The narrative centers on the perplexing double murder of Madame L'Espanaye and her daughter in the Rue Morgue, a fictional street in Paris. Newspaper reports detail the gruesome scene: the mother's throat is so severely cut that her head is barely attached, and the daughter, after being strangled, has been forced into the chimney. The crime takes place in an inaccessible fourth-floor room, locked from the inside. Neighbors who heard the incident provide contradictory accounts, each asserting they heard the murderer speaking a different language.

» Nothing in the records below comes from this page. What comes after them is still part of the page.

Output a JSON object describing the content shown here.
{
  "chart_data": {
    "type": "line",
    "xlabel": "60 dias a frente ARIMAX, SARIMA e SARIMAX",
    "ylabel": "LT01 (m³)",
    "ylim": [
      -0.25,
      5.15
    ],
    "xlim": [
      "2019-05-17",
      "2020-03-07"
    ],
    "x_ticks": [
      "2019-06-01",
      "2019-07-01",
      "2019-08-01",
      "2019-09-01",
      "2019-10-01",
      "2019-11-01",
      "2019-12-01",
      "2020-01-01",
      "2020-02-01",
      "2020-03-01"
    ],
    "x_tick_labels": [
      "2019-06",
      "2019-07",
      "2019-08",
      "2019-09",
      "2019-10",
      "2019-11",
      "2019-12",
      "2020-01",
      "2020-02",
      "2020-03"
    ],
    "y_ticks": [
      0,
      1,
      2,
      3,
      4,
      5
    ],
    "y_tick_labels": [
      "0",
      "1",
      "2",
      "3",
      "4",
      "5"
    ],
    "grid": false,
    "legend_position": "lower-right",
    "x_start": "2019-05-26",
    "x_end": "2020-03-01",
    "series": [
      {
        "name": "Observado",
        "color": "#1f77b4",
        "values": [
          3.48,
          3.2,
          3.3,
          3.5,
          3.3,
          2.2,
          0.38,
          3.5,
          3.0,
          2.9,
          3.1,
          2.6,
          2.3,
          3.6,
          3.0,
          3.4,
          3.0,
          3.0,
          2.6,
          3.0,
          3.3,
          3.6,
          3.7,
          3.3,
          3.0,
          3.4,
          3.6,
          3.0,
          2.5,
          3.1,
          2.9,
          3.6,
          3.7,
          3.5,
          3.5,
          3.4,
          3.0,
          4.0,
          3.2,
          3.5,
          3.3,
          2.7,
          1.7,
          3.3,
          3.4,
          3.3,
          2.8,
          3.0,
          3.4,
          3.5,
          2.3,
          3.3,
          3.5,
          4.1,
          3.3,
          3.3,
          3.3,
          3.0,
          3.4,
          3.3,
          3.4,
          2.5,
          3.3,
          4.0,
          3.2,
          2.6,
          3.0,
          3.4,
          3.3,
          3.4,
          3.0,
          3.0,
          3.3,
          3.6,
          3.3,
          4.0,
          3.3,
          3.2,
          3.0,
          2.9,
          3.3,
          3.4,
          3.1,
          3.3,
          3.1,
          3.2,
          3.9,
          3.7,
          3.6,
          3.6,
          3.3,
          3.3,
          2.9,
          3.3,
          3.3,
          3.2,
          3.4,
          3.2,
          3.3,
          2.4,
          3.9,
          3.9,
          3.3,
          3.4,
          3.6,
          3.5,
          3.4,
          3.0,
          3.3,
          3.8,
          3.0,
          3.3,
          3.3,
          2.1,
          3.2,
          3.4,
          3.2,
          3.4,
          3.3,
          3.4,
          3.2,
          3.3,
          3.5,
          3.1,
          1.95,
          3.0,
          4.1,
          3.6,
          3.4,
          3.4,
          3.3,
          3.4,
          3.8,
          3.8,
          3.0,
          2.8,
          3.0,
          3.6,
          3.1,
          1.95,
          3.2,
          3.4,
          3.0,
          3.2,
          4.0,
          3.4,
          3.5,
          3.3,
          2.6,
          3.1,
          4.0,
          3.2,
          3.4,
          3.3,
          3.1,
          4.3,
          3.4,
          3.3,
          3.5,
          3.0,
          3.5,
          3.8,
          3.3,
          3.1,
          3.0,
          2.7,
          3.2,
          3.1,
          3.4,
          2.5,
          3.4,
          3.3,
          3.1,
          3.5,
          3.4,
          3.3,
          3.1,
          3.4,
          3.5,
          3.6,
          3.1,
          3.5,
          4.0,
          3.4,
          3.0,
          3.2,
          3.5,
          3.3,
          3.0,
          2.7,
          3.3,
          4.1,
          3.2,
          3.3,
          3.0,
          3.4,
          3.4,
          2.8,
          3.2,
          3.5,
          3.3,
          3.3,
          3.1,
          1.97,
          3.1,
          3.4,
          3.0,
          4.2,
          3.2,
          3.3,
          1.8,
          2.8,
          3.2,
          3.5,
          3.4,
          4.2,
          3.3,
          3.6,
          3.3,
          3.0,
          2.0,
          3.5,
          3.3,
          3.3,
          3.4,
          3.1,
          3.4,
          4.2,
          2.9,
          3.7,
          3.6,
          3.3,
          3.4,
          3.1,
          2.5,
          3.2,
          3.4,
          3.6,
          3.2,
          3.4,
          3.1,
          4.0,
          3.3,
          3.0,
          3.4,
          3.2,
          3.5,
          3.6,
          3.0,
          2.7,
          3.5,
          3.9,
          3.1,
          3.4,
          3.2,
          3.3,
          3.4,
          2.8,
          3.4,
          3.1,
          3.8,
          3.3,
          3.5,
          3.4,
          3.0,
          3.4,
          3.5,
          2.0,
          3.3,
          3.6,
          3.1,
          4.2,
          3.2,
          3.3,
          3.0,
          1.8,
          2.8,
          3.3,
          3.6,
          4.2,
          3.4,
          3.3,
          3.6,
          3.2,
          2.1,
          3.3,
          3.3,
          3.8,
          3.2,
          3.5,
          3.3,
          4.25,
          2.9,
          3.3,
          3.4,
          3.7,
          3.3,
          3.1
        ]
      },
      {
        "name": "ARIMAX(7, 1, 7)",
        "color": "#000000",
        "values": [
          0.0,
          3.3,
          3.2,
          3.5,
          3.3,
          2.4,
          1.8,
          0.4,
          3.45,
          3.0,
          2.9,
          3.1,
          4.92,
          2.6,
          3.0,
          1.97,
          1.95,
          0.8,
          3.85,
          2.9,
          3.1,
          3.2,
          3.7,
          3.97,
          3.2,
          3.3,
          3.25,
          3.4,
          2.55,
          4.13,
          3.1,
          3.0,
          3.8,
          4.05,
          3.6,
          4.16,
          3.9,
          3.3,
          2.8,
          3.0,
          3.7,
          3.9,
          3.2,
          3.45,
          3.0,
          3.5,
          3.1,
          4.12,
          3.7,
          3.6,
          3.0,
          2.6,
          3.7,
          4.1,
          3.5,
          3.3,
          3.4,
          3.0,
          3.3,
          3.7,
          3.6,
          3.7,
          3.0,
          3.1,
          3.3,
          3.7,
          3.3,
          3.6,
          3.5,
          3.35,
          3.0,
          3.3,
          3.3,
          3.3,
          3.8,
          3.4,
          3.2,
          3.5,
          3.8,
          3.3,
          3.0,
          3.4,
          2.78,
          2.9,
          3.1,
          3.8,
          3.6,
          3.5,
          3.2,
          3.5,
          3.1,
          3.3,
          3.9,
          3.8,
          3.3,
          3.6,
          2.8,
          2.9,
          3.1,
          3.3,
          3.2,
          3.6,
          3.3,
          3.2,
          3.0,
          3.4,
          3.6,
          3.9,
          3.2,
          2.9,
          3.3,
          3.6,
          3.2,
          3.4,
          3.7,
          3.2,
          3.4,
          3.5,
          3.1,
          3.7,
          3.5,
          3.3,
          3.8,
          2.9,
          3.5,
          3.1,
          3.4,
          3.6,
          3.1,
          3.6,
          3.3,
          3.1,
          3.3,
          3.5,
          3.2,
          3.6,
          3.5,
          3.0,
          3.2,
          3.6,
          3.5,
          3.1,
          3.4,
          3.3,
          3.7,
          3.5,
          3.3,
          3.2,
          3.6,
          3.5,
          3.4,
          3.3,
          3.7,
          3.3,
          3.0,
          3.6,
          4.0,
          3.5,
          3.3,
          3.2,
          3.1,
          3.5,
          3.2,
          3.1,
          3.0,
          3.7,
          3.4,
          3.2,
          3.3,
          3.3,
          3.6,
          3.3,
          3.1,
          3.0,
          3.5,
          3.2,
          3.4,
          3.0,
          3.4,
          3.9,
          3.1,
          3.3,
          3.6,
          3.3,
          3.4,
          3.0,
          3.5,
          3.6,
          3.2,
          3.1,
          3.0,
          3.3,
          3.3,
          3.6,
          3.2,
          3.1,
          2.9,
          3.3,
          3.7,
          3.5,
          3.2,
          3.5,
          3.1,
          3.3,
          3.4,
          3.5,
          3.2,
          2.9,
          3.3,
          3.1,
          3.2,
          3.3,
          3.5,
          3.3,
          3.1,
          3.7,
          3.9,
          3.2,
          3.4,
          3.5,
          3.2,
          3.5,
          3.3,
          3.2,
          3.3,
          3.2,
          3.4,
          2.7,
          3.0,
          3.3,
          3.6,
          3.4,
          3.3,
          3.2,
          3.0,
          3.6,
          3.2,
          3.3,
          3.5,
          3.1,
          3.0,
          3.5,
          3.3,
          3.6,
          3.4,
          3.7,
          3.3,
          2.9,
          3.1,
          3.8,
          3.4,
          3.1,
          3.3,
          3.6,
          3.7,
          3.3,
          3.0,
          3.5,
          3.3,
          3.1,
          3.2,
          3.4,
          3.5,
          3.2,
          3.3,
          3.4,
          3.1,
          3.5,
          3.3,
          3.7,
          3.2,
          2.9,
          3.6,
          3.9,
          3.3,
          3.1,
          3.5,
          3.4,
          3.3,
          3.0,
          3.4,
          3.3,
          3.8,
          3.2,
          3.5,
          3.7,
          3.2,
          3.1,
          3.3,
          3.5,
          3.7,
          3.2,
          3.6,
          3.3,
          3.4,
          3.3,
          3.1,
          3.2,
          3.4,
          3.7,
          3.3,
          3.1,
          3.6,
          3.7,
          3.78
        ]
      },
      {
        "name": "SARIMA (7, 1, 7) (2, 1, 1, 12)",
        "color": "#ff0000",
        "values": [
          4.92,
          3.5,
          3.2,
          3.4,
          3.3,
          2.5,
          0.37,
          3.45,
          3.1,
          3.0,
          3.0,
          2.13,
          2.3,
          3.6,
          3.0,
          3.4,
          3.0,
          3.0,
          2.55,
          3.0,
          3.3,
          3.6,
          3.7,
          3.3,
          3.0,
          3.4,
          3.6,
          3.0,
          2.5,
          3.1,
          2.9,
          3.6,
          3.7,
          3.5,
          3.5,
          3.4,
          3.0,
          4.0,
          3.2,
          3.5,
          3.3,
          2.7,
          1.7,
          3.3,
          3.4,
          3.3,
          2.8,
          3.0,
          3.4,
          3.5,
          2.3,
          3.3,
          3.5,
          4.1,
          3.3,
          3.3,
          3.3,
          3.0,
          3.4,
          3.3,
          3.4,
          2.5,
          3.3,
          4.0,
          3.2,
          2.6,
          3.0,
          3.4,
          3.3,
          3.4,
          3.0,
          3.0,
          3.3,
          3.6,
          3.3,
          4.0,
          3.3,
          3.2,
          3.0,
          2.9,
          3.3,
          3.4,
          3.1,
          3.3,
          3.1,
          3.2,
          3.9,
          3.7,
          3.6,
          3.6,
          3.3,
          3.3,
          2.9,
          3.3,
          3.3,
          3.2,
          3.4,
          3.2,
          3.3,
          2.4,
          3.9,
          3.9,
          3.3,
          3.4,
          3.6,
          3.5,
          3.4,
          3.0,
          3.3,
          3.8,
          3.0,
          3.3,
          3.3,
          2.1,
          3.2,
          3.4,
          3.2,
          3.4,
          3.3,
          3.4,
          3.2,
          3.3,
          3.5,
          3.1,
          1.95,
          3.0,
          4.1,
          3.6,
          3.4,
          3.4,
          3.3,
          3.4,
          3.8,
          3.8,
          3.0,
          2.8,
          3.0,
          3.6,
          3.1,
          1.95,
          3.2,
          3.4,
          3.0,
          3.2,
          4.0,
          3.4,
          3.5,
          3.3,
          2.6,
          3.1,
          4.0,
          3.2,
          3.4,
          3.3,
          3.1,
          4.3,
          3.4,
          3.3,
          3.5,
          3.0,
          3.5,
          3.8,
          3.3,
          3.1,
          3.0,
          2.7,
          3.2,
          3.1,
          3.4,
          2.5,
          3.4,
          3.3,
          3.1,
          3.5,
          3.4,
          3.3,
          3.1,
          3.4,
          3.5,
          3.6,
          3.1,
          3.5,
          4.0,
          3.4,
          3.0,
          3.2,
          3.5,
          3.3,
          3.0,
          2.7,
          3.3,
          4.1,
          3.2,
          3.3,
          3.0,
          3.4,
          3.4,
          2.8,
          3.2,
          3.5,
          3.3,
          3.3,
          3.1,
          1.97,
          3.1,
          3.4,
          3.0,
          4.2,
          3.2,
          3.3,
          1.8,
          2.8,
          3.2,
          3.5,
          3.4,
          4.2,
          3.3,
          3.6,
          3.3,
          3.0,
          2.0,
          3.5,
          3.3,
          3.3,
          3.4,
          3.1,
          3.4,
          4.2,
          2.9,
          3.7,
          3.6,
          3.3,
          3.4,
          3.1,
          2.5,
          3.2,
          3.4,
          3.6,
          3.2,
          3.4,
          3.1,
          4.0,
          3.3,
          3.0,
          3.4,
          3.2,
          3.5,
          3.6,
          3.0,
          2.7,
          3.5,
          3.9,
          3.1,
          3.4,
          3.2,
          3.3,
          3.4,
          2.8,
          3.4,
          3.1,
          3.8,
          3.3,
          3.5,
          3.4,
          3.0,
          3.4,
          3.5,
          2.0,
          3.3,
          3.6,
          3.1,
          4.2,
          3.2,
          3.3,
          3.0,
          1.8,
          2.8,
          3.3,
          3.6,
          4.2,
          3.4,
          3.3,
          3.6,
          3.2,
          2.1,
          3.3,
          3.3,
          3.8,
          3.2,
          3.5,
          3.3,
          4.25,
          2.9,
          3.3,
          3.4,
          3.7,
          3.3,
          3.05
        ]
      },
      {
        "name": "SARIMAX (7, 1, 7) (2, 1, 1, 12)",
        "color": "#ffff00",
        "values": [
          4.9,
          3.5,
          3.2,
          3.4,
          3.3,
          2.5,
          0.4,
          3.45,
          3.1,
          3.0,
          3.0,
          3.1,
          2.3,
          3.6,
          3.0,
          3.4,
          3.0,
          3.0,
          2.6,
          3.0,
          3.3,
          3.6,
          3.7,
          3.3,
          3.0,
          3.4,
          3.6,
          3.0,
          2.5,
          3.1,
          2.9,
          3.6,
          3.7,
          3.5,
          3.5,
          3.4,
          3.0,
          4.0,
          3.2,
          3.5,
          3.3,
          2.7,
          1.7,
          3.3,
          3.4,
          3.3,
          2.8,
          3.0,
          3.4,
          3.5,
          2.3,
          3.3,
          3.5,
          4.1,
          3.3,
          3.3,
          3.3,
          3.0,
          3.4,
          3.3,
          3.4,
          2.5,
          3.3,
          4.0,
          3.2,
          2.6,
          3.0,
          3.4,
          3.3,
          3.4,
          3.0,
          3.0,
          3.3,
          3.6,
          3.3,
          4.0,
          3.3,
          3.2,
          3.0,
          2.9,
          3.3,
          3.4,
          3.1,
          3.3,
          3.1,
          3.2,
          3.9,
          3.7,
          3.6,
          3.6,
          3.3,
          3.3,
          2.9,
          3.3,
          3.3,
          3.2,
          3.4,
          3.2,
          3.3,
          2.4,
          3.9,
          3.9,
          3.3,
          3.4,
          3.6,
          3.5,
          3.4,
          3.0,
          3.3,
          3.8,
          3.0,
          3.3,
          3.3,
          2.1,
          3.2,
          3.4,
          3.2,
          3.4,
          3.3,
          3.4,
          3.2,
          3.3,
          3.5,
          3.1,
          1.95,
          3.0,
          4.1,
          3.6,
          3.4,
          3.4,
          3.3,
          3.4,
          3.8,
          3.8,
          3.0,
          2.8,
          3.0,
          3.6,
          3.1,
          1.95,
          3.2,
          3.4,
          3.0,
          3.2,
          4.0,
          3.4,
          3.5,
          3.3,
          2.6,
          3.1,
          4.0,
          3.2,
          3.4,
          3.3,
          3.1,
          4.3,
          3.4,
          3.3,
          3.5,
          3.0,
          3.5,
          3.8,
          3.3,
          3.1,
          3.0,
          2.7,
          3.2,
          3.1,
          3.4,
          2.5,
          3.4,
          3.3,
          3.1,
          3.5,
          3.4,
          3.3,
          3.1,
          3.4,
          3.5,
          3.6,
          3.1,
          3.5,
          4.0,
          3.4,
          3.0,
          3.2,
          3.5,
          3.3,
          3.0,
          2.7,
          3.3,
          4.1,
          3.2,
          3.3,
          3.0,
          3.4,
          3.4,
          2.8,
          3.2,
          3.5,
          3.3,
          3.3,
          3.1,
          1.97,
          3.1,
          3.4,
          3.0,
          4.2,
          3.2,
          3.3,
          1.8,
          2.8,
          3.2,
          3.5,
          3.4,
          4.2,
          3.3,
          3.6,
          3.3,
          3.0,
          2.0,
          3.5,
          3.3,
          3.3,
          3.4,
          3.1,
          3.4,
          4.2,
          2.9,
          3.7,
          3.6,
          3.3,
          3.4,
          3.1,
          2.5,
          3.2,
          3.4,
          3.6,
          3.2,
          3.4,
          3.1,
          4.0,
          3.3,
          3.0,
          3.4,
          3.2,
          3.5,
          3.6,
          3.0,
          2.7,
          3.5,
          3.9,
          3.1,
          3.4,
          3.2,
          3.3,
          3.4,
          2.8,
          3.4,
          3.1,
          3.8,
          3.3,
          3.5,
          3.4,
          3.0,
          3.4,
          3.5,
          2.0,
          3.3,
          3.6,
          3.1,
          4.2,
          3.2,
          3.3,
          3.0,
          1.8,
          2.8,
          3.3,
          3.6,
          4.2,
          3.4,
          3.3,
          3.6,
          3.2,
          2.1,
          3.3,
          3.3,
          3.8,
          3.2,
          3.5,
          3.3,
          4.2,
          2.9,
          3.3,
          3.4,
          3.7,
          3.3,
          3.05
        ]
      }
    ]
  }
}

The witnesses admit the speech was unclear and they did not recognize the language they claimed to have heard.

Dupin's Intrigue and Investigation Begins

C. Auguste Dupin, a Parisian native, and his unnamed friend, the story's narrator, follow these newspaper accounts with keen interest. The two live in seclusion, permitting no visitors and having severed ties with "former associates," venturing out only at night. As the narrator explains, "We existed within ourselves alone." When Adolphe Le Bon is imprisoned despite a lack of evidence pointing to his guilt, Dupin becomes so intrigued that he offers his services to "G.", the Prefect of Police.

Unraveling the Mystery: The Orangutan's Role

Given the conflicting witness testimonies regarding the murderer's language, Dupin deduces that they were not hearing a human voice at all. At the crime scene, he discovers an unusual hair, concluding, "this is no human hair." Dupin then places a newspaper advertisement inquiring about a lost orangutan. A sailor responds to the ad, visiting Dupin's home and offering a reward for the animal's return. Dupin, in turn, requests all information the sailor possesses concerning the Rue Morgue murders.

The sailor confesses he had been keeping a captive orangutan, acquired during a stop in Borneo. The animal escaped with the sailor's shaving straight razor. When pursued, the orangutan scaled a wall and climbed a lightning rod, gaining entry into the Rue Morgue apartment through a window.

The Shocking Revelation and Aftermath

Inside the room, the startled Madame L'Espanaye was defenseless as the orangutan, mimicking the sailor's daily shaving routine, accidentally slit her throat with the razor. This bloody act enraged the animal, leading it to strangle the daughter to death. The orangutan then noticed its master's whip, which it feared, and attempted to conceal the body by stuffing it into the chimney. The sailor, witnessing the "murder," panicked and fled, allowing the orangutan to escape.

Upon hearing this extraordinary account, the Prefect of Police remarks that people should mind their own business. Dupin's sharp retort is that G. is "too cunning to be profound."